До меня дошло, что этой фразой Эдуард обвиняет и себя. Значит, мы оба не смогли его защитить.
— Ты был занят — спасал Бекки.
— Да, но то, что эта стерва сделала с Питером, все равно случилось. Это в нем, в его глазах. И я не могу ничего сделать. — Он сжал кулаки. — Ничего сделать не могу.
Я тронула его за руку — он вздрогнул, но не отодвинулся.
— Такие вещи не исправляются, Эдуард, — разве что в телевизионных комедиях положений. А в жизни — нет. Можно облегчить, смягчить, но устранить — нет. В жизни все не так просто.
— Я его отец — другого у него нет, по крайней мере. Если я не исправлю, кто исправит?
— Никто, — ответила я и покачала головой. — Иногда приходится мириться с утратой и жить дальше. Питер был травмирован, но не сломан насовсем. Я с ним говорила по телефону, я видела его глаза. Видела, что он становится личностью, и это личность сильная и хорошая.
— Ну уж. — Он засмеялся несколько резко. — Я его учу только личным примером, а меня хорошим не назовешь.
— Достойным.
Он задумался, потом кивнул:
— Достойным — да. Согласен.
— Сила и достоинство — это неплохое наследство, Эдуард.
Он посмотрел на меня:
— Наследство?
— Да.
— Не надо было мне привозить сюда Питера.
— Не надо было, — согласилась я.
— Он по квалификации для этой работы не подходит.
— Не подходит.
— Но тебе нельзя отсылать его домой, Анита.

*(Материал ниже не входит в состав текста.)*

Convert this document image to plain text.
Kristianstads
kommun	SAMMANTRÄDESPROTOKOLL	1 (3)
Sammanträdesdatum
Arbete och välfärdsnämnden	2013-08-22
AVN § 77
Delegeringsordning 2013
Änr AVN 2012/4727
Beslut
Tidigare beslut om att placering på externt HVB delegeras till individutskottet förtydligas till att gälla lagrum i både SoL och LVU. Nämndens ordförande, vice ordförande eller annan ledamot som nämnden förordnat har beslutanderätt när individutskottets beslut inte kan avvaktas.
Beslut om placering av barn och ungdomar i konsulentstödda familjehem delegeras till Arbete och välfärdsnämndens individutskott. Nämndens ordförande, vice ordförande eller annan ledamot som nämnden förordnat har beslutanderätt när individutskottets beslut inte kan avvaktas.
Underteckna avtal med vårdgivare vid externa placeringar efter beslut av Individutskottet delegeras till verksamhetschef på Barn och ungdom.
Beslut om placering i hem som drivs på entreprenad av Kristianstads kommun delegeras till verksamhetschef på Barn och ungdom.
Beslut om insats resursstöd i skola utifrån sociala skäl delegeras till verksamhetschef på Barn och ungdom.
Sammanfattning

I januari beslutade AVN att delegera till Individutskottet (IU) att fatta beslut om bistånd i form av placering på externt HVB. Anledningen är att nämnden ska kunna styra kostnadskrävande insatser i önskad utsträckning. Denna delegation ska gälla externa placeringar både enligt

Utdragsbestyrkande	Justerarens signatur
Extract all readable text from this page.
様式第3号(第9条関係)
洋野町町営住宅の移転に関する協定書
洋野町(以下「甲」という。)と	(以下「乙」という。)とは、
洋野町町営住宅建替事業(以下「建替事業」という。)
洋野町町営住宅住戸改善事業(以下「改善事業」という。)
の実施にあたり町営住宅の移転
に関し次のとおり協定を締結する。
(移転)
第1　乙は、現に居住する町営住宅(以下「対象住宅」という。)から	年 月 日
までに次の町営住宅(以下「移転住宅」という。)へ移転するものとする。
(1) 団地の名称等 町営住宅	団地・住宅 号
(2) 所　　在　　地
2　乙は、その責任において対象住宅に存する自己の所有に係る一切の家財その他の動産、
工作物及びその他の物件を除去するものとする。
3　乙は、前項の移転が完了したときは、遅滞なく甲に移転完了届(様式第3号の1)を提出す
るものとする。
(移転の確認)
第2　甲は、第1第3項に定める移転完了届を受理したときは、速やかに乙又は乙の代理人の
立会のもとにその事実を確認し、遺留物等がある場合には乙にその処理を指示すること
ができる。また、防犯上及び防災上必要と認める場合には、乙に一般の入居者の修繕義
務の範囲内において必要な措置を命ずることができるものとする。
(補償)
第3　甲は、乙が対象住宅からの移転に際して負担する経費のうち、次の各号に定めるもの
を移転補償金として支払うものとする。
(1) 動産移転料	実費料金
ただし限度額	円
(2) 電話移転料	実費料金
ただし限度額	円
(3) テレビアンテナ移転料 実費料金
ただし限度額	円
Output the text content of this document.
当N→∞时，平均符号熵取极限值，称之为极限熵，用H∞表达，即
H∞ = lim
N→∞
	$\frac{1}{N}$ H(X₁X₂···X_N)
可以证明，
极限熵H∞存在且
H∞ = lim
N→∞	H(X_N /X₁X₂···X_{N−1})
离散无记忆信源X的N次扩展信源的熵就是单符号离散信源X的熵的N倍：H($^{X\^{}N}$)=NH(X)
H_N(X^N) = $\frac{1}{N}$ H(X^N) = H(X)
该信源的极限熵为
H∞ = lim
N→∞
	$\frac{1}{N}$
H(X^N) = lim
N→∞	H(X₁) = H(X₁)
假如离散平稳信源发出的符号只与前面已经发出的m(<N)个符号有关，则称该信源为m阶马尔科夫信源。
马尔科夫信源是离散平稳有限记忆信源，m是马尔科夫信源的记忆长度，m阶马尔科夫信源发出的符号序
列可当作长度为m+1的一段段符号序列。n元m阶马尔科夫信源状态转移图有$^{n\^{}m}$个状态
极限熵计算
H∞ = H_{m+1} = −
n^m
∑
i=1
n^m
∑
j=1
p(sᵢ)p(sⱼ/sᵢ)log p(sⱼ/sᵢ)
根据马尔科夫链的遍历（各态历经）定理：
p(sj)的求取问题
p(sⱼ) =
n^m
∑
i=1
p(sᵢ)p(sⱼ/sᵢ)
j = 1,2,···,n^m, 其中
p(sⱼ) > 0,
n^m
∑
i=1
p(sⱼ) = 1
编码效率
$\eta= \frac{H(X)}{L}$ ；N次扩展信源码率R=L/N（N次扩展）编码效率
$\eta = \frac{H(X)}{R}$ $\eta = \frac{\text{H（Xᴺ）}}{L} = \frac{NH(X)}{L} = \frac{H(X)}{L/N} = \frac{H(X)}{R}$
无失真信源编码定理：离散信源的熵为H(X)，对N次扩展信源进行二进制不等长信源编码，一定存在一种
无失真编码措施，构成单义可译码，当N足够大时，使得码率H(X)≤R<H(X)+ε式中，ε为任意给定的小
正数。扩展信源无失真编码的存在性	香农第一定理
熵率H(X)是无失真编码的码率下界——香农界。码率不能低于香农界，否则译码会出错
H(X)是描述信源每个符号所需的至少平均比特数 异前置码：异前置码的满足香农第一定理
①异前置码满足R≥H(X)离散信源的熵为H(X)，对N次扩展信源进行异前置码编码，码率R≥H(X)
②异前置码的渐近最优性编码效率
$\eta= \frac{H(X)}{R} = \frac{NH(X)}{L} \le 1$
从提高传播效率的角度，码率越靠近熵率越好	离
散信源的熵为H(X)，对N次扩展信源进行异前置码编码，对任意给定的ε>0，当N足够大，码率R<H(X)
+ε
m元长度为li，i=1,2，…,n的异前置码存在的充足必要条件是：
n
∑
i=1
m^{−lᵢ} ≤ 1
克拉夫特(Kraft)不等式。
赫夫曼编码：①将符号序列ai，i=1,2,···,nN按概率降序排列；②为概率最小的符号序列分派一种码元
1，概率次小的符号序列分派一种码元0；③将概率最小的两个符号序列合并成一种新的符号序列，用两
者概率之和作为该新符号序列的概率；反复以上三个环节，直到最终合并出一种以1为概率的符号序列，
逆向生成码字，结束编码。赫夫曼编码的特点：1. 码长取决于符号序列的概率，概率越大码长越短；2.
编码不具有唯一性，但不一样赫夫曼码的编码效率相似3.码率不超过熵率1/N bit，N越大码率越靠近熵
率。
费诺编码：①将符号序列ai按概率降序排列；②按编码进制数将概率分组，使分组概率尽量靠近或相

— Ты действительно предпочел бы его смерть унижению?
— Если ты его унизишь, это его разрушит, Анита. Уничтожит ту часть его существа, которая хочет спасать людей, а не делать им больно. После этого, боюсь, останется хищник, который учится охоте.
— Откуда у меня такое чувство, что ты чего-то недоговариваешь?
— Я же тебе сказал, что это сухой остаток.
Я кивнула, потом покачала головой:
— Знаешь, Эдуард, если это сухой остаток, то не знаю, выдержали бы мои нервы полную версию.
— Будем держать Питера в задних рядах, насколько сможем. Ко мне едут еще люди, но не уверен, что они успеют. — Он глянул на часы. — Время поджимает.
— Тогда давай работать.
— С Питером и Олафом? — спросил он.
— Он твой сын, а Олаф драться умеет. Если он сорвется с нарезки, мы его убьем.
— В точности моя мысль, — кивнул Эдуард.